Importance of the UX in Branding

Photo by Slidebean on Unsplash

“What is Branding to you?”

I was being asked to answer this question in one of my interviews. I wanted to share my answer from the UX designer’s perspective.

  • Branding is the representation of the product, a definite promise to the customers about what your product offer, and what they must expect.
  • UX is about understanding users and creates a product that offers a better experience for the users.

Since the user experience way of approaching to design or redesign leads users and customers to have a positive experience with the product, it also sets the tone for the brand. A good UX leads customers to believe that the product solves not only their problems but also a trustworthy product that they can rely on, whereas a bad UX might entirely ruin the branding and the reputation of the product.

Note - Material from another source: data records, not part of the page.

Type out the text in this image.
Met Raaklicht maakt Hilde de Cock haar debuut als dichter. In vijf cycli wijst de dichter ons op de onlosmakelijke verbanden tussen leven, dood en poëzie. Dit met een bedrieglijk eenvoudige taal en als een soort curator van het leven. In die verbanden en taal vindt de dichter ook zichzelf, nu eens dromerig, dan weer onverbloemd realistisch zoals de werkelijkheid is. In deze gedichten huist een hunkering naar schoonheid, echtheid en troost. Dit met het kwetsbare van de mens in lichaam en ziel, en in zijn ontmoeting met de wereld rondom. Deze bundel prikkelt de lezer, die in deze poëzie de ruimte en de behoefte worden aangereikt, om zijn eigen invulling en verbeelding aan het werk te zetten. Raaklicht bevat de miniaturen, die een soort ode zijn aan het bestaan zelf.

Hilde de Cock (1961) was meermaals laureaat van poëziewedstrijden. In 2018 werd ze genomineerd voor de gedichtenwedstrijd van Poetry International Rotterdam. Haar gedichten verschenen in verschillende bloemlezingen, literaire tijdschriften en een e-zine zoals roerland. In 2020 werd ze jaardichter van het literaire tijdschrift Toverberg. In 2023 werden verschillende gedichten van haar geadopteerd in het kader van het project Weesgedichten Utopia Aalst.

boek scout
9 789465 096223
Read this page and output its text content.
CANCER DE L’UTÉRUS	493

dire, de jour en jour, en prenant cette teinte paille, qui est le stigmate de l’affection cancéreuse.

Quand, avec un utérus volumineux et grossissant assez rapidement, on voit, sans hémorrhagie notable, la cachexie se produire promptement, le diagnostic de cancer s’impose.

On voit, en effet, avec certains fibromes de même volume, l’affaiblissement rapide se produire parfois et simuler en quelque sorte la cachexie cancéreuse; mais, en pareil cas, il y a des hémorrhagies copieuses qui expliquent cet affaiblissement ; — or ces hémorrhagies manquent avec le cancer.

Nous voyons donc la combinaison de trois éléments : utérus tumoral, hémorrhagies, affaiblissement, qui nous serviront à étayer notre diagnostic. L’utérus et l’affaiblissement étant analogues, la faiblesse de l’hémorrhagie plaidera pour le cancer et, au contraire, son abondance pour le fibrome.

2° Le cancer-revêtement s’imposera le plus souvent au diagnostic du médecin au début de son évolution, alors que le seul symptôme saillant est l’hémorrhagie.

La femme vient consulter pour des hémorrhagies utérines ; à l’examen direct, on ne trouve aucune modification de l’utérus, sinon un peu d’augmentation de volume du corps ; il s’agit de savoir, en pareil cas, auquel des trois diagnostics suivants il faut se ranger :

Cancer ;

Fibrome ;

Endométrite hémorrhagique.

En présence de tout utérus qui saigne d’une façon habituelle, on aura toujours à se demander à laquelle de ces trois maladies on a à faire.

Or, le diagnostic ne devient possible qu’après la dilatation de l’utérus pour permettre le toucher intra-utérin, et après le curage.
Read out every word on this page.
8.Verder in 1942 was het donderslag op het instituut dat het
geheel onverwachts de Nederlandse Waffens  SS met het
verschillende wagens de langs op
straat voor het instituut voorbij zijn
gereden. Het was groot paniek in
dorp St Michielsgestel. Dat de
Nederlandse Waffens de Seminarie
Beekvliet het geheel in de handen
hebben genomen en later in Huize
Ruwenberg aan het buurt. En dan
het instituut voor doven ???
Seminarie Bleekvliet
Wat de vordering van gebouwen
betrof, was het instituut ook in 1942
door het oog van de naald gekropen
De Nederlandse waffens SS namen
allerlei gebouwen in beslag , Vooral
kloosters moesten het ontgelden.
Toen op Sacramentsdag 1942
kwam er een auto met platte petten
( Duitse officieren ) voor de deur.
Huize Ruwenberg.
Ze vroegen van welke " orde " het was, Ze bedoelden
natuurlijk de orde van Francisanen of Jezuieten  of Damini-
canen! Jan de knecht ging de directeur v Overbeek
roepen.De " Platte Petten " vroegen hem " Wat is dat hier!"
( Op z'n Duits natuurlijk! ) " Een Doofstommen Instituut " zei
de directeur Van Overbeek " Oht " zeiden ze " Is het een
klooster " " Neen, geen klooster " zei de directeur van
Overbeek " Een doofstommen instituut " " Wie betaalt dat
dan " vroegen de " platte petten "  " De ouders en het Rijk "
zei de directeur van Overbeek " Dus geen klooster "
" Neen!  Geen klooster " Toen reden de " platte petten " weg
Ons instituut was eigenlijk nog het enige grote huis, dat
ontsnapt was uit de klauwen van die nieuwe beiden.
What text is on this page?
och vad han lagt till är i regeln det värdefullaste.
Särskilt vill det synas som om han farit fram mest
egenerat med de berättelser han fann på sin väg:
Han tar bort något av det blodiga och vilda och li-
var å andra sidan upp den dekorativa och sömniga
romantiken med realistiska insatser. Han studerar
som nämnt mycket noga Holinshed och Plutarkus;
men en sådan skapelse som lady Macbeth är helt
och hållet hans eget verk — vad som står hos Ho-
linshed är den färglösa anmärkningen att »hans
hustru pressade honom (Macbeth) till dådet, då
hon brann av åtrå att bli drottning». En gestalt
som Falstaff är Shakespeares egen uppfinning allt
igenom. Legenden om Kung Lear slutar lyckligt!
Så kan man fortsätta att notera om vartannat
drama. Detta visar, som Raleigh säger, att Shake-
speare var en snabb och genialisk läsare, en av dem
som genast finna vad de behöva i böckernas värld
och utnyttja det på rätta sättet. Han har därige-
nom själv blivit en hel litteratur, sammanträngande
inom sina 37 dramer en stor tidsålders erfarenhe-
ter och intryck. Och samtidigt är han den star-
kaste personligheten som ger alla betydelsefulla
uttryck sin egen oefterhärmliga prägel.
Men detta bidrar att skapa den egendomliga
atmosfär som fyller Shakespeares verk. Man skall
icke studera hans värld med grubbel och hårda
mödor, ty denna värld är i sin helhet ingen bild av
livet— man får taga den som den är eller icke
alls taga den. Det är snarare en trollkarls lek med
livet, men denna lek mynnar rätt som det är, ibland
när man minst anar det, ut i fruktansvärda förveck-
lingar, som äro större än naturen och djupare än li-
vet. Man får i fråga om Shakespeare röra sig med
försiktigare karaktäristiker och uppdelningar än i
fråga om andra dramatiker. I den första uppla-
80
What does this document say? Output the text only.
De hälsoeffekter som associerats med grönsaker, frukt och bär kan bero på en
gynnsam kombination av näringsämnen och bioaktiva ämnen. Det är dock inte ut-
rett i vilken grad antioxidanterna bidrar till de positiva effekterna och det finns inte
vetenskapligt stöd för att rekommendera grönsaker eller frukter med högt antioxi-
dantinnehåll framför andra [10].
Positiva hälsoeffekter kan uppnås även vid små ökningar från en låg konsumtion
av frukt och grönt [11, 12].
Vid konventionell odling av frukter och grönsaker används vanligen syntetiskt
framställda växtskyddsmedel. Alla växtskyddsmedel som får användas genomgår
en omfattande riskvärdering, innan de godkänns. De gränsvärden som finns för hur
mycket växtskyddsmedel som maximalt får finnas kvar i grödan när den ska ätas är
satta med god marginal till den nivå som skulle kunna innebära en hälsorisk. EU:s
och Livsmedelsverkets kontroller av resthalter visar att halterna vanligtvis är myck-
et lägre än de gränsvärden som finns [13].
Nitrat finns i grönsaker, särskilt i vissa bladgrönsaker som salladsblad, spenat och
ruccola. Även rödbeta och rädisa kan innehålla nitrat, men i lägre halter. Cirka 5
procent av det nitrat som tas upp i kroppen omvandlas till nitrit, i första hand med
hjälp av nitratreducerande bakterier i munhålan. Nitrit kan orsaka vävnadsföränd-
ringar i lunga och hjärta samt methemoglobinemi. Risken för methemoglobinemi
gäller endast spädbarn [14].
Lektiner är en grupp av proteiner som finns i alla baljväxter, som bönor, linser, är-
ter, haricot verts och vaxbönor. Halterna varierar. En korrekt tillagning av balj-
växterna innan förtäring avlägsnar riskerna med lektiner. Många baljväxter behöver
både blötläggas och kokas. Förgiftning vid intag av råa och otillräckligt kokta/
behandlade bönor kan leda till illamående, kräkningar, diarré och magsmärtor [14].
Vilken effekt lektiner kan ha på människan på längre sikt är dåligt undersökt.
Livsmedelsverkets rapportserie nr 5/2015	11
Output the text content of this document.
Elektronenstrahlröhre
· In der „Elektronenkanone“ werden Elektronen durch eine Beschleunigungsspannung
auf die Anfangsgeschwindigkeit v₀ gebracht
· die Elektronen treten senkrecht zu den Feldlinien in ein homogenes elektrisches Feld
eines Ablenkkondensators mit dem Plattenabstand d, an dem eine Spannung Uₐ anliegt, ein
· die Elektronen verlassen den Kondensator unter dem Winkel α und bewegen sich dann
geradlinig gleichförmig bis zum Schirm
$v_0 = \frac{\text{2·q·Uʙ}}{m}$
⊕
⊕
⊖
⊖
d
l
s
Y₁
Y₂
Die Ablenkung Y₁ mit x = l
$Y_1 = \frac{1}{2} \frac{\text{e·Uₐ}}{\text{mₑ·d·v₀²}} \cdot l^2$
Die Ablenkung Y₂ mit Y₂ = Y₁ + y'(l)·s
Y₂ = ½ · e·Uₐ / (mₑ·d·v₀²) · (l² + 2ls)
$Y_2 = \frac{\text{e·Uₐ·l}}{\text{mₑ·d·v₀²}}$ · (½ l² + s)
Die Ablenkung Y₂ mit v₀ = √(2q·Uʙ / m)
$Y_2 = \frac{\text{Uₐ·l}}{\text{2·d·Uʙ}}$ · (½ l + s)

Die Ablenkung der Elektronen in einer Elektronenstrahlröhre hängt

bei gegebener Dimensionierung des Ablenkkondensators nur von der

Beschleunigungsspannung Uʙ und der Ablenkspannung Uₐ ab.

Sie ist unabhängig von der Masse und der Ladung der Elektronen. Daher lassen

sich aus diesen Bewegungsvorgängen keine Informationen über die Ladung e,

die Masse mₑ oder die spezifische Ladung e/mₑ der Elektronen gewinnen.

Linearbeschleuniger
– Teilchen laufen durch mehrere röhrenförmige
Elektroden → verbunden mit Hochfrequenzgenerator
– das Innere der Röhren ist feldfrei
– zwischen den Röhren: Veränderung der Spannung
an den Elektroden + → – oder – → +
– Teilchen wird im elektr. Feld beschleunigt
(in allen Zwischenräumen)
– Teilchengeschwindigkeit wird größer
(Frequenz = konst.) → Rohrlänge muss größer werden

Before doing anything, we need to start by understanding the brand. Considering what the core value of this brand is? What industry it belongs to, and who benefits from it? If a brand belongs to a particular category, how to ensure how people think and feel about the brand based on its core function?

We generally consider the visual representation. We often see this in the prints and advertisements. However, there is one downside of it, which is that people have no interactive engagement with the brand itself. As technology evolves, industries starting to understand the meeting between users and their product matter in their branding, this is when UX steps in. For instance, we see customization in almost every demanding industry nowadays, from food to fashion, from personal care to healthcare, etc.

To represent both UX and branding balanced product, take the Sweet Green’s website, for example, the message it’s communicating are that:

  • Green & Clean
  • Healthy
  • Delicious

And it allows customers to customize their needs.

Picture from Sweet Green’s Website — Create Your Own Bowl (1)
Picture from Sweet Green’s Website — Create Your Own Bowl (2)

As UX designers, our role is to apply brand attributions into interactions through understanding both brand and users.

Once the brand representation is out and ready, we can test it with customers to know how effective it’s working. One common way to achieve it is through surveys by asking people to select what term describes the brand the best.